During microbial infections, plasmacytoid dendritic cells (pDCs) are a main source of type I interferons α/ß (IFN-α/-ß). Nucleic acids from microbes are sensed by Toll-like receptors 7/9 (TLR7/9), which are selectively expressed in pDCs. Activated pDCs also produce proinflammatory cytokines and upregulate costimulatory molecules. Together, this equips pDCs with the ability to prime T, B, and NK cells and conventional DCs, thereby initiating adaptive immune responses. To avoid deleterious effects to the host, tight regulation of pDC activation is required. Despite data linking aberrant activation of pDCs with autoimmune diseases, little is known about mechanisms controlling pDC activation. Here, we investigated the role of microRNA-146a (miR-146a) in TLR pathway regulation in human pDCs. MiR-146a expression was induced upon TLR7/9 signaling. Furthermore, ectopic miR-146a expression effectively impaired TLR-mediated signaling in pDCs as TLR-induced nuclear factor-κB activation was reduced. This consequently diminished the production of proinflammatory cytokines and reduced pDC survival. Moreover, miR-146a-expressing pDCs had decreased ability to induce CD4(+) T-cell proliferation likely due to reduced expression levels of major histocompatibility complex class II and costimulatory molecules. Our data unravel the crucial immunomodulatory role of miR-146a in pDCs and may add to our understanding of aberrant responses in autoimmune diseases.
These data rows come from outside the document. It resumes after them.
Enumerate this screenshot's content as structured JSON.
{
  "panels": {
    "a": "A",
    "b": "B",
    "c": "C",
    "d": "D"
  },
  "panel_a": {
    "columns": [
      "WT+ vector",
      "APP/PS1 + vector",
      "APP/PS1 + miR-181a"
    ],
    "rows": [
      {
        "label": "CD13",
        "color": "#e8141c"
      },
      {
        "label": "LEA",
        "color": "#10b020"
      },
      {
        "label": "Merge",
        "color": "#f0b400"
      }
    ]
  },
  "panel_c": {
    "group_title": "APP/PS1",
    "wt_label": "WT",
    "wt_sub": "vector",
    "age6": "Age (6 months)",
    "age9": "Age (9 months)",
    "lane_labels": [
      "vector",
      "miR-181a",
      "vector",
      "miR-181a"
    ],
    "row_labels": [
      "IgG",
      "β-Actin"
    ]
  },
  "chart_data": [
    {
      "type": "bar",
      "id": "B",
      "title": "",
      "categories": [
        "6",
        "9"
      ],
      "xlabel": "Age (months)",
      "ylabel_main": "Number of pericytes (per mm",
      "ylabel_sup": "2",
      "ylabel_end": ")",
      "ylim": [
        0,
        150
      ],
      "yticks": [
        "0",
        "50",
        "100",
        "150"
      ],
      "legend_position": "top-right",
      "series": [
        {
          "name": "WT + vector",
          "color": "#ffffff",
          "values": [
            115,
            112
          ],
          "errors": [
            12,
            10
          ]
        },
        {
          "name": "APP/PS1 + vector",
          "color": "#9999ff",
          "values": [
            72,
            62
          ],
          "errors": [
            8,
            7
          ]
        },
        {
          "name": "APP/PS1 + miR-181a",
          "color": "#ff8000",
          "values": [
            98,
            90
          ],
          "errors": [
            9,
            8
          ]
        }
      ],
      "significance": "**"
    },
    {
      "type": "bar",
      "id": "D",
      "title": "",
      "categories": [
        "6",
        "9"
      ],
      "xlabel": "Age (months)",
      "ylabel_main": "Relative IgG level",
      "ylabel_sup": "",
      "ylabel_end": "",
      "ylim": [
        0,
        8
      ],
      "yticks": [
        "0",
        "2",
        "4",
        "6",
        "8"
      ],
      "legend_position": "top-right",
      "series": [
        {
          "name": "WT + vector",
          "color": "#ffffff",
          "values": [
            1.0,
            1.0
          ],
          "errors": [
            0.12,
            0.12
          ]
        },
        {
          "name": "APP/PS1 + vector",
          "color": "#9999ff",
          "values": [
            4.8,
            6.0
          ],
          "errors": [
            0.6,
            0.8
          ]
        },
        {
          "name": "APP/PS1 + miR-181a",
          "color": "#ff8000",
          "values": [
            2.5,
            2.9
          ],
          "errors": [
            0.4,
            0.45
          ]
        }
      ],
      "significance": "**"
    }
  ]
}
The transcription factor Spi-B regulates human plasmacytoid dendritic cell survival through direct induction of the antiapoptotic gene BCL2-A1.

Plasmacytoid dendritic cells (pDCs) selectively express Toll-like receptor (TLR)-7 and TLR-9, which allow them to rapidly secrete massive amounts of type I interferons after sensing nucleic acids derived from viruses or bacteria. It is not completely understood how development and function of pDCs are controlled at the transcriptional level. One of the main factors driving pDC development is the ETS factor Spi-B, but little is known about its target genes. Here we demonstrate that Spi-B is crucial for the differentiation of hematopoietic progenitor cells into pDCs by controlling survival of pDCs and its progenitors. In search for Spi-B target genes, we identified the antiapoptotic gene Bcl2-A1 as a specific and direct target gene, thereby consolidating the critical role of Spi-B in cell survival.